Although this study offered novel insights into mental health of Malaysian students, several limitations need to be considered. First, opportunity sampling was used for student recruitment, which thwarted the generalisability of the findings. Moreover, students were recruited from a single academic institution—the institutional bias might have been present (e.g. student recruitment profiles, institutional focus on teaching and research, student support). Second, although the comparison with UK students helped to evaluate the levels of mental health in Malaysian students, future research could compare findings with students from more diverse countries. Further, this study compared the Malaysian humanities students and the UK social work students for their similarities; however, comparing with students in the same discipline would capture the cultural difference more accurately. Third, self-report measures might have had limited accuracy to evaluate mental health issues because of social desirability bias (Latkin et al. 2017). Moreover, cultural differences in survey responding, potentially further affected by the survey written in English, might have been present (e.g. self-enhancement bias in the UK sample; Harzing 2006). Future research can benefit from using implicit tests provided in Malay or biological measurements in order to counter these biases. Finally, while this study illuminated the relationships, the causality of these effects has not been evaluated.
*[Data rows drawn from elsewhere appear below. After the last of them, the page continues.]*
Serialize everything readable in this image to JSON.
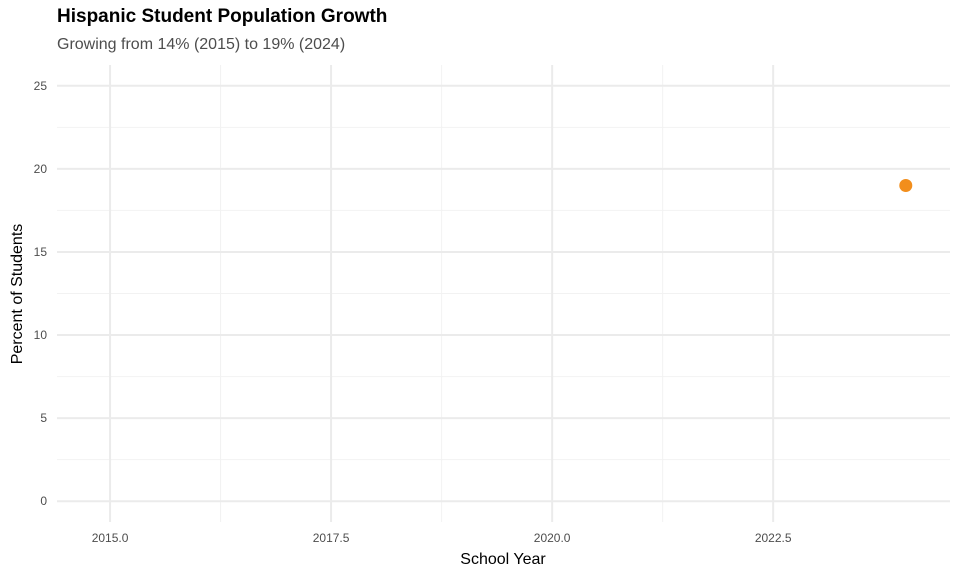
{
  "chart_data": {
    "type": "scatter",
    "title": "Hispanic Student Population Growth",
    "subtitle": "Growing from 14% (2015) to 19% (2024)",
    "xlabel": "School Year",
    "ylabel": "Percent of Students",
    "xlim": [
      2014.4,
      2024.5
    ],
    "ylim": [
      -1.25,
      26.25
    ],
    "x_ticks": [
      2015.0,
      2017.5,
      2020.0,
      2022.5
    ],
    "x_tick_labels": [
      "2015.0",
      "2017.5",
      "2020.0",
      "2022.5"
    ],
    "y_ticks": [
      0,
      5,
      10,
      15,
      20,
      25
    ],
    "y_tick_labels": [
      "0",
      "5",
      "10",
      "15",
      "20",
      "25"
    ],
    "grid": true,
    "point_color": "#f28e1c",
    "points": [
      {
        "x": 2024,
        "y": 19
      }
    ]
  }
}
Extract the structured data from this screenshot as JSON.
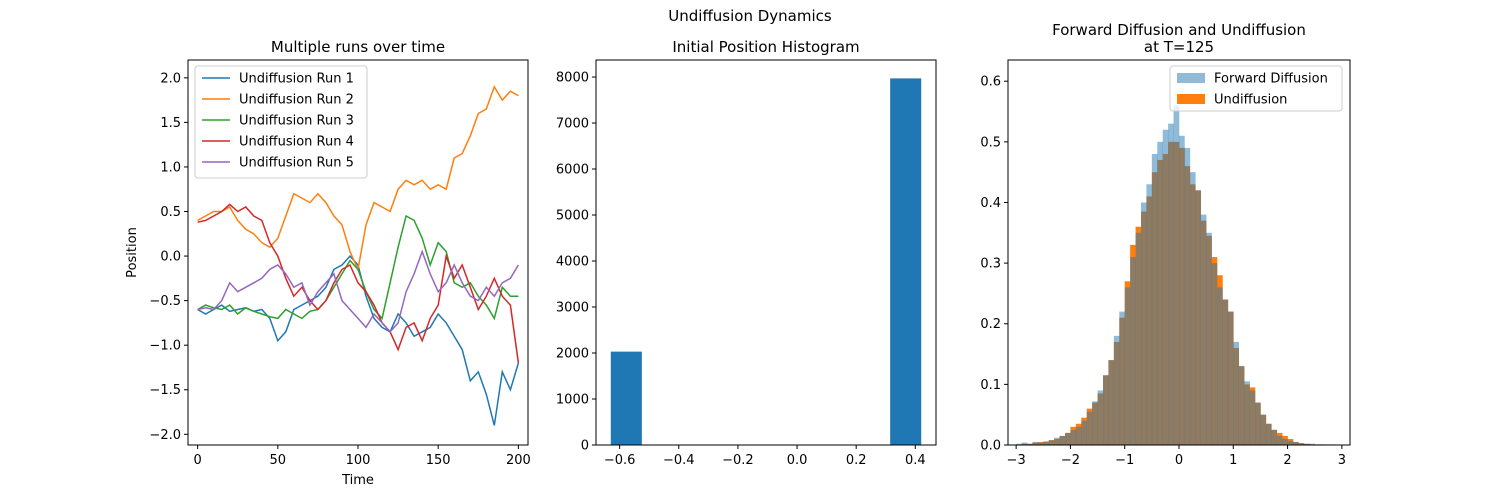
{
  "figure": {
    "suptitle": "Undiffusion Dynamics"
  },
  "chart_data": [
    {
      "type": "line",
      "title": "Multiple runs over time",
      "xlabel": "Time",
      "ylabel": "Position",
      "xlim": [
        -6,
        206
      ],
      "ylim": [
        -2.12,
        2.2
      ],
      "xticks": [
        "0",
        "50",
        "100",
        "150",
        "200"
      ],
      "yticks": [
        "-2.0",
        "-1.5",
        "-1.0",
        "-0.5",
        "0.0",
        "0.5",
        "1.0",
        "1.5",
        "2.0"
      ],
      "legend": "top-left",
      "grid": false,
      "series": [
        {
          "name": "Undiffusion Run 1",
          "color": "#1f77b4",
          "x": [
            0,
            5,
            10,
            15,
            20,
            25,
            30,
            35,
            40,
            45,
            50,
            55,
            60,
            65,
            70,
            75,
            80,
            85,
            90,
            95,
            100,
            105,
            110,
            115,
            120,
            125,
            130,
            135,
            140,
            145,
            150,
            155,
            160,
            165,
            170,
            175,
            180,
            185,
            190,
            195,
            200
          ],
          "values": [
            -0.6,
            -0.65,
            -0.6,
            -0.55,
            -0.62,
            -0.6,
            -0.58,
            -0.62,
            -0.6,
            -0.7,
            -0.95,
            -0.85,
            -0.6,
            -0.55,
            -0.5,
            -0.45,
            -0.35,
            -0.15,
            -0.1,
            0.0,
            -0.1,
            -0.45,
            -0.7,
            -0.8,
            -0.85,
            -0.65,
            -0.75,
            -0.9,
            -0.85,
            -0.8,
            -0.65,
            -0.75,
            -0.9,
            -1.05,
            -1.4,
            -1.3,
            -1.55,
            -1.9,
            -1.3,
            -1.5,
            -1.2
          ]
        },
        {
          "name": "Undiffusion Run 2",
          "color": "#ff7f0e",
          "x": [
            0,
            5,
            10,
            15,
            20,
            25,
            30,
            35,
            40,
            45,
            50,
            55,
            60,
            65,
            70,
            75,
            80,
            85,
            90,
            95,
            100,
            105,
            110,
            115,
            120,
            125,
            130,
            135,
            140,
            145,
            150,
            155,
            160,
            165,
            170,
            175,
            180,
            185,
            190,
            195,
            200
          ],
          "values": [
            0.4,
            0.45,
            0.5,
            0.5,
            0.55,
            0.4,
            0.3,
            0.25,
            0.15,
            0.1,
            0.2,
            0.45,
            0.7,
            0.65,
            0.6,
            0.7,
            0.6,
            0.45,
            0.35,
            0.05,
            -0.15,
            0.35,
            0.6,
            0.55,
            0.5,
            0.75,
            0.85,
            0.8,
            0.85,
            0.75,
            0.8,
            0.75,
            1.1,
            1.15,
            1.35,
            1.6,
            1.65,
            1.9,
            1.75,
            1.85,
            1.8
          ]
        },
        {
          "name": "Undiffusion Run 3",
          "color": "#2ca02c",
          "x": [
            0,
            5,
            10,
            15,
            20,
            25,
            30,
            35,
            40,
            45,
            50,
            55,
            60,
            65,
            70,
            75,
            80,
            85,
            90,
            95,
            100,
            105,
            110,
            115,
            120,
            125,
            130,
            135,
            140,
            145,
            150,
            155,
            160,
            165,
            170,
            175,
            180,
            185,
            190,
            195,
            200
          ],
          "values": [
            -0.6,
            -0.55,
            -0.58,
            -0.6,
            -0.55,
            -0.65,
            -0.58,
            -0.62,
            -0.65,
            -0.68,
            -0.7,
            -0.6,
            -0.65,
            -0.7,
            -0.62,
            -0.6,
            -0.5,
            -0.35,
            -0.2,
            -0.05,
            -0.15,
            -0.4,
            -0.6,
            -0.7,
            -0.3,
            0.1,
            0.45,
            0.4,
            0.2,
            -0.1,
            0.15,
            0.05,
            -0.3,
            -0.35,
            -0.3,
            -0.45,
            -0.55,
            -0.7,
            -0.35,
            -0.45,
            -0.45
          ]
        },
        {
          "name": "Undiffusion Run 4",
          "color": "#d62728",
          "x": [
            0,
            5,
            10,
            15,
            20,
            25,
            30,
            35,
            40,
            45,
            50,
            55,
            60,
            65,
            70,
            75,
            80,
            85,
            90,
            95,
            100,
            105,
            110,
            115,
            120,
            125,
            130,
            135,
            140,
            145,
            150,
            155,
            160,
            165,
            170,
            175,
            180,
            185,
            190,
            195,
            200
          ],
          "values": [
            0.38,
            0.4,
            0.45,
            0.5,
            0.58,
            0.5,
            0.55,
            0.45,
            0.4,
            0.15,
            0.0,
            -0.25,
            -0.45,
            -0.35,
            -0.5,
            -0.6,
            -0.5,
            -0.3,
            -0.15,
            -0.1,
            -0.3,
            -0.4,
            -0.55,
            -0.75,
            -0.85,
            -1.05,
            -0.8,
            -0.75,
            -0.95,
            -0.7,
            -0.55,
            0.0,
            -0.25,
            -0.1,
            -0.35,
            -0.6,
            -0.45,
            -0.25,
            -0.45,
            -0.55,
            -1.2
          ]
        },
        {
          "name": "Undiffusion Run 5",
          "color": "#9467bd",
          "x": [
            0,
            5,
            10,
            15,
            20,
            25,
            30,
            35,
            40,
            45,
            50,
            55,
            60,
            65,
            70,
            75,
            80,
            85,
            90,
            95,
            100,
            105,
            110,
            115,
            120,
            125,
            130,
            135,
            140,
            145,
            150,
            155,
            160,
            165,
            170,
            175,
            180,
            185,
            190,
            195,
            200
          ],
          "values": [
            -0.6,
            -0.58,
            -0.6,
            -0.5,
            -0.3,
            -0.4,
            -0.35,
            -0.3,
            -0.25,
            -0.15,
            -0.1,
            -0.2,
            -0.35,
            -0.3,
            -0.55,
            -0.4,
            -0.3,
            -0.2,
            -0.5,
            -0.6,
            -0.7,
            -0.8,
            -0.65,
            -0.75,
            -0.85,
            -0.75,
            -0.4,
            -0.2,
            0.05,
            -0.2,
            -0.4,
            -0.3,
            -0.1,
            -0.3,
            -0.45,
            -0.5,
            -0.35,
            -0.45,
            -0.3,
            -0.25,
            -0.1
          ]
        }
      ]
    },
    {
      "type": "bar",
      "title": "Initial Position Histogram",
      "xlim": [
        -0.68,
        0.47
      ],
      "ylim": [
        0,
        8370
      ],
      "xticks": [
        "-0.6",
        "-0.4",
        "-0.2",
        "0.0",
        "0.2",
        "0.4"
      ],
      "yticks": [
        "0",
        "1000",
        "2000",
        "3000",
        "4000",
        "5000",
        "6000",
        "7000",
        "8000"
      ],
      "grid": false,
      "color": "#1f77b4",
      "bins": [
        {
          "x0": -0.63,
          "x1": -0.525,
          "value": 2030
        },
        {
          "x0": 0.315,
          "x1": 0.42,
          "value": 7970
        }
      ]
    },
    {
      "type": "bar",
      "title": "Forward Diffusion and Undiffusion\nat T=125",
      "xlim": [
        -3.15,
        3.15
      ],
      "ylim": [
        0,
        0.635
      ],
      "xticks": [
        "-3",
        "-2",
        "-1",
        "0",
        "1",
        "2",
        "3"
      ],
      "yticks": [
        "0.0",
        "0.1",
        "0.2",
        "0.3",
        "0.4",
        "0.5",
        "0.6"
      ],
      "legend": "top-right",
      "grid": false,
      "series": [
        {
          "name": "Forward Diffusion",
          "color": "#1f77b4",
          "alpha": 0.5,
          "bin_start": -3.0,
          "bin_width": 0.1,
          "values": [
            0.002,
            0.004,
            0.002,
            0.005,
            0.004,
            0.005,
            0.008,
            0.012,
            0.015,
            0.02,
            0.025,
            0.03,
            0.04,
            0.055,
            0.072,
            0.09,
            0.115,
            0.14,
            0.18,
            0.22,
            0.26,
            0.31,
            0.35,
            0.4,
            0.43,
            0.48,
            0.5,
            0.52,
            0.53,
            0.56,
            0.51,
            0.49,
            0.45,
            0.42,
            0.38,
            0.35,
            0.3,
            0.26,
            0.24,
            0.22,
            0.17,
            0.13,
            0.105,
            0.09,
            0.07,
            0.05,
            0.035,
            0.025,
            0.015,
            0.01,
            0.007,
            0.005,
            0.003,
            0.002,
            0.002,
            0.001,
            0.001,
            0.001,
            0.001,
            0.0
          ]
        },
        {
          "name": "Undiffusion",
          "color": "#ff7f0e",
          "alpha": 1.0,
          "bin_start": -3.0,
          "bin_width": 0.1,
          "values": [
            0.0,
            0.002,
            0.002,
            0.004,
            0.005,
            0.006,
            0.008,
            0.01,
            0.015,
            0.02,
            0.03,
            0.035,
            0.045,
            0.06,
            0.07,
            0.085,
            0.115,
            0.14,
            0.17,
            0.21,
            0.27,
            0.33,
            0.36,
            0.385,
            0.41,
            0.45,
            0.47,
            0.48,
            0.5,
            0.5,
            0.49,
            0.46,
            0.43,
            0.42,
            0.37,
            0.345,
            0.31,
            0.28,
            0.24,
            0.22,
            0.16,
            0.13,
            0.1,
            0.095,
            0.07,
            0.05,
            0.035,
            0.025,
            0.02,
            0.015,
            0.01,
            0.005,
            0.003,
            0.002,
            0.001,
            0.001,
            0.001,
            0.0,
            0.0,
            0.0
          ]
        }
      ]
    }
  ]
}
A longitudinal study would help to elucidate the temporal patterning of the observed relationships and to develop approaches addressing the causality.

Conclusion

Mental health awareness in Malaysia has been increasing, especially among university students (e.g. the National Strategic Mental Health Action Plan; Ministry of Health 2016). Malaysian students’ mental health is exacerbated by their negative attitudes towards mental health problems, leading to low help-seeking. This was the first study to evaluate and explore mental health of Malaysian students, in relation to negative mental health attitudes, self-compassion, and resilience. Malaysian students had higher levels of mental health problems (depression, anxiety, and stress) and negative mental health attitudes (negative attitudes with external, internal, and reflected shame), and lower levels of self-compassion and resilience, when compared with UK students. Their mental health problems were positively associated with negative mental health attitudes, and negatively associated with self-compassion and resilience. While self-compassion mediated the relationship between mental health problems and negative mental health attitudes, resilience did not moderate the same relationship. Considering their high shame concerning others, the effects of self-compassion training focused on connectedness should be evaluated, while considering cultural adjustments to Malaysian students. The findings in this study will inform researchers, educators, and students in Malaysia of novel means to counter the challenging mental health of Malaysian students.